Lava tersenyum smirk. "Nggak bisa jawab kan?" setelah mengucapkan itu, Lava benar-benar berjalan menjauhi Shaga. Walau pada akhirnya, ada ucapan Shaga sempat terdengar dengar jelas di telinganya. Lava tetap berjalan, tapi kalo boleh jujur, ucapan Shaga kali ini tak bisa Lava abaikan.

"Gimana kalo kita adalah dua jiwa yang sama-sama tersesat?"

***

Terkadang, Lava ingin menguasai alam semesta. Menjadikannya malam yang berdurasi lebih lama. Menenggelamkan senja agar tak susah payah merelakan eksistensinya di alam raya. Atau mungkin membiarkan bumi menangis sepanjang hari. Sebab Lava suka ketika hujan turun.

Atau bahkan, yang paling sederhana, ia ingin mengendalikan bising di kepalanya. Menghancurkannya walau sehari saja. Tak masalah bila bising itu hadir lagi, tapi yang jelas ia mau satu hari bebas dari riuhnya sekotak beban di pikirannya.
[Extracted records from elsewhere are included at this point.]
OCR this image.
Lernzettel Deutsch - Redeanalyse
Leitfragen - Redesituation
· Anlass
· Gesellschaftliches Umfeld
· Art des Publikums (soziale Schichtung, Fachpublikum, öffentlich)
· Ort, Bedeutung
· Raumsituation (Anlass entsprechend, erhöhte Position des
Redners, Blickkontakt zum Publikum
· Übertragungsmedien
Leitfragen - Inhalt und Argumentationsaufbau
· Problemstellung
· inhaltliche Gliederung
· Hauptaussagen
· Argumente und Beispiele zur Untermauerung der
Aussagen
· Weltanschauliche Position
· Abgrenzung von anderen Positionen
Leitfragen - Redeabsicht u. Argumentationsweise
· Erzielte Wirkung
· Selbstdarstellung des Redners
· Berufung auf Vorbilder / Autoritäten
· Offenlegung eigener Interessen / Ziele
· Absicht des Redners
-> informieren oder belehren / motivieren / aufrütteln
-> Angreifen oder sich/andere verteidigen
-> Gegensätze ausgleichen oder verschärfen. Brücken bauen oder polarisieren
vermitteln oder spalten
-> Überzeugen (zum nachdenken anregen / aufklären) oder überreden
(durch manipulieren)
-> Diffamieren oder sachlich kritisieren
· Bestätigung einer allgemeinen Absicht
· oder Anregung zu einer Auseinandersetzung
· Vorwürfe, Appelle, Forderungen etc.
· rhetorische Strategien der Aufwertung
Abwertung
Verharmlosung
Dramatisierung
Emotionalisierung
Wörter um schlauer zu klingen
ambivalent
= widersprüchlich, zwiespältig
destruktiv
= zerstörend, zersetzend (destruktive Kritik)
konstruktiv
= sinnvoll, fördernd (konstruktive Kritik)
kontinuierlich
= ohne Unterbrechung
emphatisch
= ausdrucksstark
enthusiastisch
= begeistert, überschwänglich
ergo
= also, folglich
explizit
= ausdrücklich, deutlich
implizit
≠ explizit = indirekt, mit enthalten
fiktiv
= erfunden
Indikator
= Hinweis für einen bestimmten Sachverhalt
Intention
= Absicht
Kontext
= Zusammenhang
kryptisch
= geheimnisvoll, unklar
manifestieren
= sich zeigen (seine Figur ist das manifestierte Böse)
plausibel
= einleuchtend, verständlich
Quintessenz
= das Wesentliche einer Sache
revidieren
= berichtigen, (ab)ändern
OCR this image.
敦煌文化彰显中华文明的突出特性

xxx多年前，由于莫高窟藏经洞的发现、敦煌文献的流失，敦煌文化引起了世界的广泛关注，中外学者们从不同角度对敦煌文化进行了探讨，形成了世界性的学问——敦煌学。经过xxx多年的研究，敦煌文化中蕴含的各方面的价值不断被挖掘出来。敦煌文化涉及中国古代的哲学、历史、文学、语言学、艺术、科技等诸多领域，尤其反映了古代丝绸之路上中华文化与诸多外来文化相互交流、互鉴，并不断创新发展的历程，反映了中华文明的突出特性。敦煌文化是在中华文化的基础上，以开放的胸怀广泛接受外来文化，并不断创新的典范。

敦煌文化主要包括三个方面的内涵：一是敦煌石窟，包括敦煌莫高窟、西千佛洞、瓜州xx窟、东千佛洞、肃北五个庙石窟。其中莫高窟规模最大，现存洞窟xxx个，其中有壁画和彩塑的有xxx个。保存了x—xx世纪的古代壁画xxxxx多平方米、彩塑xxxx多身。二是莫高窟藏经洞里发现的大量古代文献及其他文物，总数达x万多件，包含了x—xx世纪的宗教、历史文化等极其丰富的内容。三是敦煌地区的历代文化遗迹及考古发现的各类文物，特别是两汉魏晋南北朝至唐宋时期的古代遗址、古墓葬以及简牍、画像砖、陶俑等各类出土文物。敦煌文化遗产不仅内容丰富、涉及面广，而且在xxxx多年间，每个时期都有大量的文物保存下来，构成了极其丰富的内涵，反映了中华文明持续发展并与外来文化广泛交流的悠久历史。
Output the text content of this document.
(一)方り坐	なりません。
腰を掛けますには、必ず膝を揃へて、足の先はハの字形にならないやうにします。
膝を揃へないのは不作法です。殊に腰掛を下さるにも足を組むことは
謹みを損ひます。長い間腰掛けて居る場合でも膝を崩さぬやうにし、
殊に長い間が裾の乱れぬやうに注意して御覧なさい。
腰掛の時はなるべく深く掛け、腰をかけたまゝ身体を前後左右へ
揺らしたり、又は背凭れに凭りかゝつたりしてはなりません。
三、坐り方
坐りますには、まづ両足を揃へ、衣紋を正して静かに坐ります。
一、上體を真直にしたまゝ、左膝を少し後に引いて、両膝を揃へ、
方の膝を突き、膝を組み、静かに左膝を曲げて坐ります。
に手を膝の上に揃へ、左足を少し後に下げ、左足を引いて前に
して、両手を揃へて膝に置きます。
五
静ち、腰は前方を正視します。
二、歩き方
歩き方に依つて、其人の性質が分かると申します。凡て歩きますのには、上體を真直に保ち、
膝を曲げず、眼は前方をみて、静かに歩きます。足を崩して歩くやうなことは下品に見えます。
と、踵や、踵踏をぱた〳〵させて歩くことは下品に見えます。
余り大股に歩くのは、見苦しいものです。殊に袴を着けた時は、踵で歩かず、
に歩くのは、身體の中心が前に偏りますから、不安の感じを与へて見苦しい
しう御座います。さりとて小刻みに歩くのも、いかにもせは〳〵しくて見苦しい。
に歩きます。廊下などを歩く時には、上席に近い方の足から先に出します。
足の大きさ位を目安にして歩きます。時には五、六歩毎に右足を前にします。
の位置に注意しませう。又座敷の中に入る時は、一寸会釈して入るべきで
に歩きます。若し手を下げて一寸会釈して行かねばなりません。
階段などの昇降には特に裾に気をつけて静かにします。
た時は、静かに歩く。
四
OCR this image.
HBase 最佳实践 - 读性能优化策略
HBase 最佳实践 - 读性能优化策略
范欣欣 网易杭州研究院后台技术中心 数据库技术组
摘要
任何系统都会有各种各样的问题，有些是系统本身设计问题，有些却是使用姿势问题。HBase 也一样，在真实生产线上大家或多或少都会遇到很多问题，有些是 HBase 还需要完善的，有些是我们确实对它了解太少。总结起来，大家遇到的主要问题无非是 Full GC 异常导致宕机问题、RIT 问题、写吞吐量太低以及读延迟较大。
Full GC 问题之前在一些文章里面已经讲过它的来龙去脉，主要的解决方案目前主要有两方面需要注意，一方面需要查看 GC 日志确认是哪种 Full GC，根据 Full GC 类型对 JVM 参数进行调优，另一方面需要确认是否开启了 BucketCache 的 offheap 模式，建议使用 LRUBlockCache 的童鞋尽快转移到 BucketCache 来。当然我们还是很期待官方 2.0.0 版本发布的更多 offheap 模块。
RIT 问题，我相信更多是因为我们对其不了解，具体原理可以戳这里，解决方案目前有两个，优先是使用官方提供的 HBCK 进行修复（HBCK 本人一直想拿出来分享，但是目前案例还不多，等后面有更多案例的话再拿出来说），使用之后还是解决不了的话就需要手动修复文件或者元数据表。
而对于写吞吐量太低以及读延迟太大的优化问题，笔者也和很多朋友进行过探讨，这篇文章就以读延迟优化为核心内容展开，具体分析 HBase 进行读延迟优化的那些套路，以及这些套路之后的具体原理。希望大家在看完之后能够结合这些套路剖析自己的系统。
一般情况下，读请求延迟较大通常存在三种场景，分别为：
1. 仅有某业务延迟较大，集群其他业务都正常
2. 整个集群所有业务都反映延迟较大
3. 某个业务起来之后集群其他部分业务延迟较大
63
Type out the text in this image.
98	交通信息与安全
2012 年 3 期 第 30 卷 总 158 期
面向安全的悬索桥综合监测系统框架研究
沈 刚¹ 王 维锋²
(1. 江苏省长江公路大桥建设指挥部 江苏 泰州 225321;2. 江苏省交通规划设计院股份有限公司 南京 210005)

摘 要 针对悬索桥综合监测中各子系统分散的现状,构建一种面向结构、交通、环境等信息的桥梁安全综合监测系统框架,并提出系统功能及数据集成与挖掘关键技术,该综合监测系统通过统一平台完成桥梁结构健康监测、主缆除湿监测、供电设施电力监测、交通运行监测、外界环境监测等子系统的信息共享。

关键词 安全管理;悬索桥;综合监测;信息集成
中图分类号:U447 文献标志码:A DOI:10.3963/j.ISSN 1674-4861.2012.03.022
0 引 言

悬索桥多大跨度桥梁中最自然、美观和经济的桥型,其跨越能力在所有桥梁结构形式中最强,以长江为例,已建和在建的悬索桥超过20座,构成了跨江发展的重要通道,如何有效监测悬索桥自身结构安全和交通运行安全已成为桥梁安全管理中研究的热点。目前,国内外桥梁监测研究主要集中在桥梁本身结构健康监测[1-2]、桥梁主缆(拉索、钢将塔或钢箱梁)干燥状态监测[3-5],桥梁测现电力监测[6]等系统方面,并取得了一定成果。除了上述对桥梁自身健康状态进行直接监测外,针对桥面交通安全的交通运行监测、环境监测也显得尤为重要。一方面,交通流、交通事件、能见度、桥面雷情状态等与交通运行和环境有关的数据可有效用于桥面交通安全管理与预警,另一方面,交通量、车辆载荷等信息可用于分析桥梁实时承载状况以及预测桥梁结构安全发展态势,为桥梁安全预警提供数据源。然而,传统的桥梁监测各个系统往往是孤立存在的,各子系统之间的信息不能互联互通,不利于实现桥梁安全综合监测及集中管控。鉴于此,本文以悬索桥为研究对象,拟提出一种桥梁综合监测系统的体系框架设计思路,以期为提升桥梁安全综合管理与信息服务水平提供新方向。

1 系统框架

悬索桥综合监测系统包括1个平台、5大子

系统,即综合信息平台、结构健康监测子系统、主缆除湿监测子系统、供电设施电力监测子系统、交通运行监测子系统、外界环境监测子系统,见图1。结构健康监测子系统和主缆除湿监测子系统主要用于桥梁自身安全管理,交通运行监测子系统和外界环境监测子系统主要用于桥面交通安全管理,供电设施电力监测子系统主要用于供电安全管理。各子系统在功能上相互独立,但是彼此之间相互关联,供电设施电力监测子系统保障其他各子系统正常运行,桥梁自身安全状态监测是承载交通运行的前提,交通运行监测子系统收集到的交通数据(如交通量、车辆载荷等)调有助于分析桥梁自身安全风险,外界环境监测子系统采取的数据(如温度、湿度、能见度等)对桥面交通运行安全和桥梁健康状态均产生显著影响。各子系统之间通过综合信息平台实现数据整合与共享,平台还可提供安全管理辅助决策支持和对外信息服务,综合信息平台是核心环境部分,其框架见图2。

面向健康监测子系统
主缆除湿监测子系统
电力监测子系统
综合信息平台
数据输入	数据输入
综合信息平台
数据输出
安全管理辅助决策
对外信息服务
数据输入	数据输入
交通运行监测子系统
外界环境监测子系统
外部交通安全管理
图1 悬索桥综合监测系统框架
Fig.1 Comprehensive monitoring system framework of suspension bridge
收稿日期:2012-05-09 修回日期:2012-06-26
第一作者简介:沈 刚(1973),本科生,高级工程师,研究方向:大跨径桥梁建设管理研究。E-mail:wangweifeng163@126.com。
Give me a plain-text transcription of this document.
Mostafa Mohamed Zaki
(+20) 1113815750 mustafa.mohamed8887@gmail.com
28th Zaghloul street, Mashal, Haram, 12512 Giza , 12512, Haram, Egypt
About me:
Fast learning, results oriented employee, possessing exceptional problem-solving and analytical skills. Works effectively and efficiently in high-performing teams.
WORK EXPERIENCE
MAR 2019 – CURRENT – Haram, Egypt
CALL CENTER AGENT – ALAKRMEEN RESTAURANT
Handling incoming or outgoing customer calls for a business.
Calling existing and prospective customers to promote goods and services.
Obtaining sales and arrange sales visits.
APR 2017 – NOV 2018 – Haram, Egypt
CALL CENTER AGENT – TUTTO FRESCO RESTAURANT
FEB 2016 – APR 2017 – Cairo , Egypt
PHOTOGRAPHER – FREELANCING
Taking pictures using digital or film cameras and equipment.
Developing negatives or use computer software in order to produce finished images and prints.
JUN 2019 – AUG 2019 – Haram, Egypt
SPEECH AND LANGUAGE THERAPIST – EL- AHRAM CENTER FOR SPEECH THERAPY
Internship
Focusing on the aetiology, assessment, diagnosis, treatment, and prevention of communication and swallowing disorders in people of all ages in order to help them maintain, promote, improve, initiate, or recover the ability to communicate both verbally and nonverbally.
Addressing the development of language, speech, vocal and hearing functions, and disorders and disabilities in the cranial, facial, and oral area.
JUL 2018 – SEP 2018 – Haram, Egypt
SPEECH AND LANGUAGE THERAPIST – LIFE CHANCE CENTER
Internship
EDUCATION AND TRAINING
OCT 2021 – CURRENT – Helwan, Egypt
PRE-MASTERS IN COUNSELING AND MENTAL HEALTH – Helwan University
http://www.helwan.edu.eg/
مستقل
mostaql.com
Di rooftop sekolah, Lava berdiri sekarang. Menatap senja yang menyala merah, seakan-akan tengah marah dan akan membakar bumi detik ini juga. Dan kalian tau, ada yang lebih menyebalkan sekarang. Pemandangan di bawah sana, dua insan yang nampaknya tengah dimabuk asmara. Merayakan romansa merah hati yang menyala-nyala. Bercumbu berkali-kali, mengadu kelihaian aib dari bibir mereka. Lava menyaksikan itu sedari tadi. Arkan dan Gladia.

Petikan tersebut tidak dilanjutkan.